A new housing sales price report ranks the Seattle-Tacoma area among the top-performing metropolitan areas nationwide in April, but Tacoma real estate brokers raised warnings about reading too much into those broad-brush numbers.
“We’ve hit the bottom and we’re climbing up the hill. But we’re yet seeing the kind of price appreciation we’d see in a healthy market,” said Tom Hume, a broker with Windermere Professional Partners.
Those nationwide statistics, published Tuesday by S&P Indices for its S&P/Case-Shiller Home Price Indices, showed a bit of good news. Home prices in 20 of nation’s major metropolitan areas showed average price increases of 0.7 percent in April over March. Those prices were up over the previous month’s for the first time in eight months.
Among the metro areas ranked on the Case-Shiller Index, Washington, D.C, topped the list with a 3 percent sales price increase over March. San Francisco showed the second-highest increase with a 1.7 percent jump. Seattle and Atlanta tied for third at 1.6 percent.
Six of the 20 metropolitan areas in the survey, Charlotte, N.C., Chicago, Detroit, Las Vegas, Miami and Tampa, Fla., saw further price declines in April.
But if prices here rose in April, a local report shows they fell in May.
In March in Tacoma, the average sale was $175,517. The median price was $153,900. The median is the price at which an equal number of sales are less expensive than that number and more expensive.
In April, the Tacoma average was $182,371. The median was $165,000, according to figures from the Northwest Multiple Listing Service.
May dropped down again. The average Tacoma sale in May was $168,073. The median was $143,500.
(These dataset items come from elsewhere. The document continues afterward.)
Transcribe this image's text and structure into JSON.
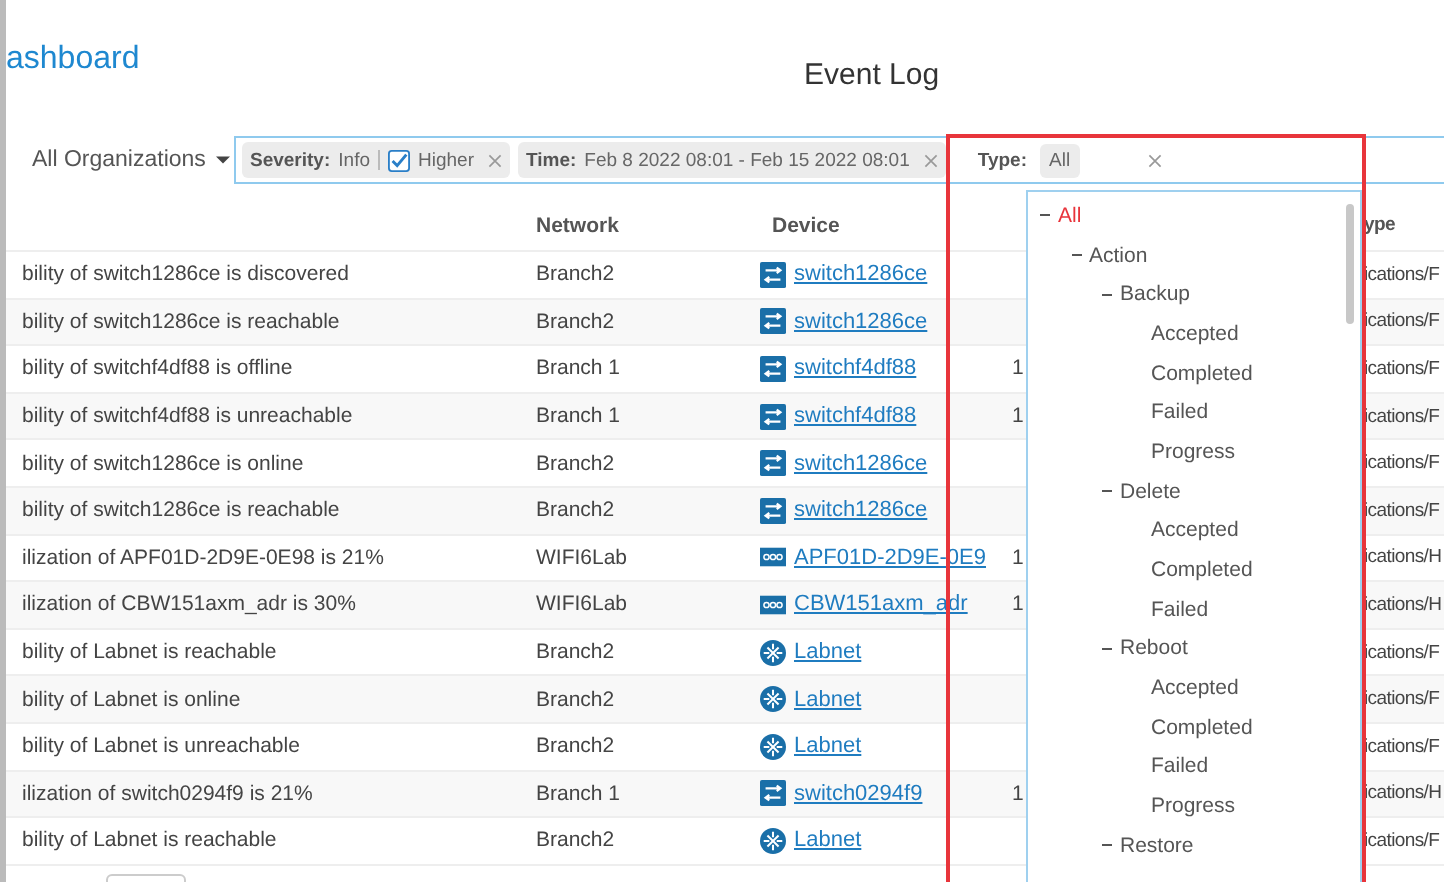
{
  "header": {
    "app_title": "ashboard",
    "page_title": "Event Log"
  },
  "filters": {
    "organization": "All Organizations",
    "severity": {
      "label": "Severity:",
      "value": "Info",
      "higher": {
        "label": "Higher",
        "checked": true
      }
    },
    "time": {
      "label": "Time:",
      "value": "Feb 8 2022 08:01 - Feb 15 2022 08:01"
    },
    "type": {
      "label": "Type:",
      "chip": "All"
    }
  },
  "table": {
    "columns": [
      "",
      "Network",
      "Device",
      "",
      "ype"
    ],
    "rows": [
      {
        "message": "bility of switch1286ce is discovered",
        "network": "Branch2",
        "device": {
          "name": "switch1286ce",
          "kind": "switch"
        },
        "column_4": "",
        "type": "ications/F"
      },
      {
        "message": "bility of switch1286ce is reachable",
        "network": "Branch2",
        "device": {
          "name": "switch1286ce",
          "kind": "switch"
        },
        "column_4": "",
        "type": "ications/F"
      },
      {
        "message": "bility of switchf4df88 is offline",
        "network": "Branch 1",
        "device": {
          "name": "switchf4df88",
          "kind": "switch"
        },
        "column_4": "1",
        "type": "ications/F"
      },
      {
        "message": "bility of switchf4df88 is unreachable",
        "network": "Branch 1",
        "device": {
          "name": "switchf4df88",
          "kind": "switch"
        },
        "column_4": "1",
        "type": "ications/F"
      },
      {
        "message": "bility of switch1286ce is online",
        "network": "Branch2",
        "device": {
          "name": "switch1286ce",
          "kind": "switch"
        },
        "column_4": "",
        "type": "ications/F"
      },
      {
        "message": "bility of switch1286ce is reachable",
        "network": "Branch2",
        "device": {
          "name": "switch1286ce",
          "kind": "switch"
        },
        "column_4": "",
        "type": "ications/F"
      },
      {
        "message": "ilization of APF01D-2D9E-0E98 is 21%",
        "network": "WIFI6Lab",
        "device": {
          "name": "APF01D-2D9E-0E9",
          "kind": "ap"
        },
        "column_4": "1",
        "type": "ications/H"
      },
      {
        "message": "ilization of CBW151axm_adr is 30%",
        "network": "WIFI6Lab",
        "device": {
          "name": "CBW151axm_adr",
          "kind": "ap"
        },
        "column_4": "1",
        "type": "ications/H"
      },
      {
        "message": "bility of Labnet is reachable",
        "network": "Branch2",
        "device": {
          "name": "Labnet",
          "kind": "network"
        },
        "column_4": "",
        "type": "ications/F"
      },
      {
        "message": "bility of Labnet is online",
        "network": "Branch2",
        "device": {
          "name": "Labnet",
          "kind": "network"
        },
        "column_4": "",
        "type": "ications/F"
      },
      {
        "message": "bility of Labnet is unreachable",
        "network": "Branch2",
        "device": {
          "name": "Labnet",
          "kind": "network"
        },
        "column_4": "",
        "type": "ications/F"
      },
      {
        "message": "ilization of switch0294f9 is 21%",
        "network": "Branch 1",
        "device": {
          "name": "switch0294f9",
          "kind": "switch"
        },
        "column_4": "1",
        "type": "ications/H"
      },
      {
        "message": "bility of Labnet is reachable",
        "network": "Branch2",
        "device": {
          "name": "Labnet",
          "kind": "network"
        },
        "column_4": "",
        "type": "ications/F"
      }
    ]
  },
  "type_dropdown": {
    "tree": [
      {
        "label": "All",
        "selected": true,
        "expanded": true,
        "children": [
          {
            "label": "Action",
            "selected": false,
            "expanded": true,
            "children": [
              {
                "label": "Backup",
                "selected": false,
                "expanded": true,
                "children": [
                  {
                    "label": "Accepted",
                    "selected": false
                  },
                  {
                    "label": "Completed",
                    "selected": false
                  },
                  {
                    "label": "Failed",
                    "selected": false
                  },
                  {
                    "label": "Progress",
                    "selected": false
                  }
                ]
              },
              {
                "label": "Delete",
                "selected": false,
                "expanded": true,
                "children": [
                  {
                    "label": "Accepted",
                    "selected": false
                  },
                  {
                    "label": "Completed",
                    "selected": false
                  },
                  {
                    "label": "Failed",
                    "selected": false
                  }
                ]
              },
              {
                "label": "Reboot",
                "selected": false,
                "expanded": true,
                "children": [
                  {
                    "label": "Accepted",
                    "selected": false
                  },
                  {
                    "label": "Completed",
                    "selected": false
                  },
                  {
                    "label": "Failed",
                    "selected": false
                  },
                  {
                    "label": "Progress",
                    "selected": false
                  }
                ]
              },
              {
                "label": "Restore",
                "selected": false,
                "expanded": true
              }
            ]
          }
        ]
      }
    ]
  }
}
“So the average was up 3.9 percent, median was up 7.2 percent over April,” said Hume. “However, May shows us giving up those gains and more. And what we know about June so far is that it is slightly up from May. Fluctuation month to month is normal, especially with a small sample like this, but I think it does reflect that our market here in Tacoma, which had been recovering. It did suffer a setback this spring and it happened in May,” he said.
Figures from the Northwest Multiple Listing Service showed Pierce County median sales prices continued to decline in May over May of last year. Those statistics showed the median home sales in Pierce County in May of this year were $194,000, compared with $221,000 in May 2010. That’s a 12.22 percent decline.
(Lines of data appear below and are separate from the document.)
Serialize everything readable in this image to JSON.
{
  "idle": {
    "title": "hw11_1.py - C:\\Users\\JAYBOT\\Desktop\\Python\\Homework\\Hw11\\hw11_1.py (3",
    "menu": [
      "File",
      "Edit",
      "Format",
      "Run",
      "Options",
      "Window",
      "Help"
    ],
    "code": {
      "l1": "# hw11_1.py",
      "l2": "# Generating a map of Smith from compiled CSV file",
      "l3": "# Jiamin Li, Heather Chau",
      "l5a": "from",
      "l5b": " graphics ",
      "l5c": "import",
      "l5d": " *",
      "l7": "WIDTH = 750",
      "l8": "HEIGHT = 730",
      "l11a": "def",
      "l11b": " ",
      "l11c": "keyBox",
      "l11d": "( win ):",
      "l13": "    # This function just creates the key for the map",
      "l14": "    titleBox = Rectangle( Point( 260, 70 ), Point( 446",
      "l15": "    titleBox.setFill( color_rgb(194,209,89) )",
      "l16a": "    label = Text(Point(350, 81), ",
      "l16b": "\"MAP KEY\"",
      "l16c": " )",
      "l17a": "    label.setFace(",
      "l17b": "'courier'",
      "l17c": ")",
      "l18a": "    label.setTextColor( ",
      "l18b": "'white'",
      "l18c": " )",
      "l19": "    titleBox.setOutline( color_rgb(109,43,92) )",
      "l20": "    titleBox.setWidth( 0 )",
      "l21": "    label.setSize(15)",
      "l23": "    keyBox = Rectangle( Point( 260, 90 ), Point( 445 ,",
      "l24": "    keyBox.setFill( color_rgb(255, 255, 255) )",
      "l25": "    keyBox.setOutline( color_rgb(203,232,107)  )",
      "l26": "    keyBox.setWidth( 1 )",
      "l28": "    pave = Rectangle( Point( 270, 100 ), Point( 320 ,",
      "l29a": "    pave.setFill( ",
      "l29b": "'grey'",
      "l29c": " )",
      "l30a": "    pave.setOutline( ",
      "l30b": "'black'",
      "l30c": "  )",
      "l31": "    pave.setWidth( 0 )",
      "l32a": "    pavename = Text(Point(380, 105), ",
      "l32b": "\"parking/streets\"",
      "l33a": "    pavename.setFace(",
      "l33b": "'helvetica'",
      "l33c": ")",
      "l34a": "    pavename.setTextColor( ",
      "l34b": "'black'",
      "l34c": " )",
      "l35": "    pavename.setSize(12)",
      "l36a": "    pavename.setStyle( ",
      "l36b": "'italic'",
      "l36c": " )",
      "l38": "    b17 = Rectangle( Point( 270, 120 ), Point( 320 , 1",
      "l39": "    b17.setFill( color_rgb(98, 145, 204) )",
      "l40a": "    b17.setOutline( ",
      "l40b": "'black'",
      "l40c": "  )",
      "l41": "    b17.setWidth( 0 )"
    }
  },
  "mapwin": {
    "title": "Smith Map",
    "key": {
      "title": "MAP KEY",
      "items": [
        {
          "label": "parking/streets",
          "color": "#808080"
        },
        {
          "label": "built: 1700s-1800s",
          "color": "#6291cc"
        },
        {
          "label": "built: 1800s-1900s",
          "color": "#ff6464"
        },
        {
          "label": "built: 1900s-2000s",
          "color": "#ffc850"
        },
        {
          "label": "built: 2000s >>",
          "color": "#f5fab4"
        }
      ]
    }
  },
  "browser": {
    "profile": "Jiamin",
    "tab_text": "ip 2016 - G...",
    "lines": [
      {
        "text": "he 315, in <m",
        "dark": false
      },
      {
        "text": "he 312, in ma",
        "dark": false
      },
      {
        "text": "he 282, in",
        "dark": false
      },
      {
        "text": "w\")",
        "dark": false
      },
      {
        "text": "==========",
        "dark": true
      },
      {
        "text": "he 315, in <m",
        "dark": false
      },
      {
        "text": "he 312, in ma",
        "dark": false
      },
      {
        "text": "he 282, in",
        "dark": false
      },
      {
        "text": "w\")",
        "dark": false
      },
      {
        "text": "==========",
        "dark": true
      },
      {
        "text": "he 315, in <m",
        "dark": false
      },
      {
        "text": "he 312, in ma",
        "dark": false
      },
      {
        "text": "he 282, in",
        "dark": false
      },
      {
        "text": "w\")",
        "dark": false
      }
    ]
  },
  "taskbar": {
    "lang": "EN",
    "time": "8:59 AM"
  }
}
In Thurston County, the decline wasn’t as steep. Median prices there fell 4.41 percent in May to $218,900 compared with a year earlier.
In Tacoma’s North End, real estate broker Al Morken said, median prices have declined from $229,950 in January to $198,250 in May.
“For a real recovery, we would need to see several months of increasing home prices large enough to shift the momentum to the positive side,” said David M. Blitzer, chairman of the index committee at S&P Indices. “In short, better news, but still a lot of questions and a long way to go.”
Morken, who provided real estate statistics to local brokers for several years, said the home sales prices can be deceptive because they don’t show the kinds of concessions, such as allowances for closing costs, home repairs and upgrades that some sellers give buyers to close deals. There stlll too many houses on the market compared with the number of eager buyers to move prices significantly upward, said Hume.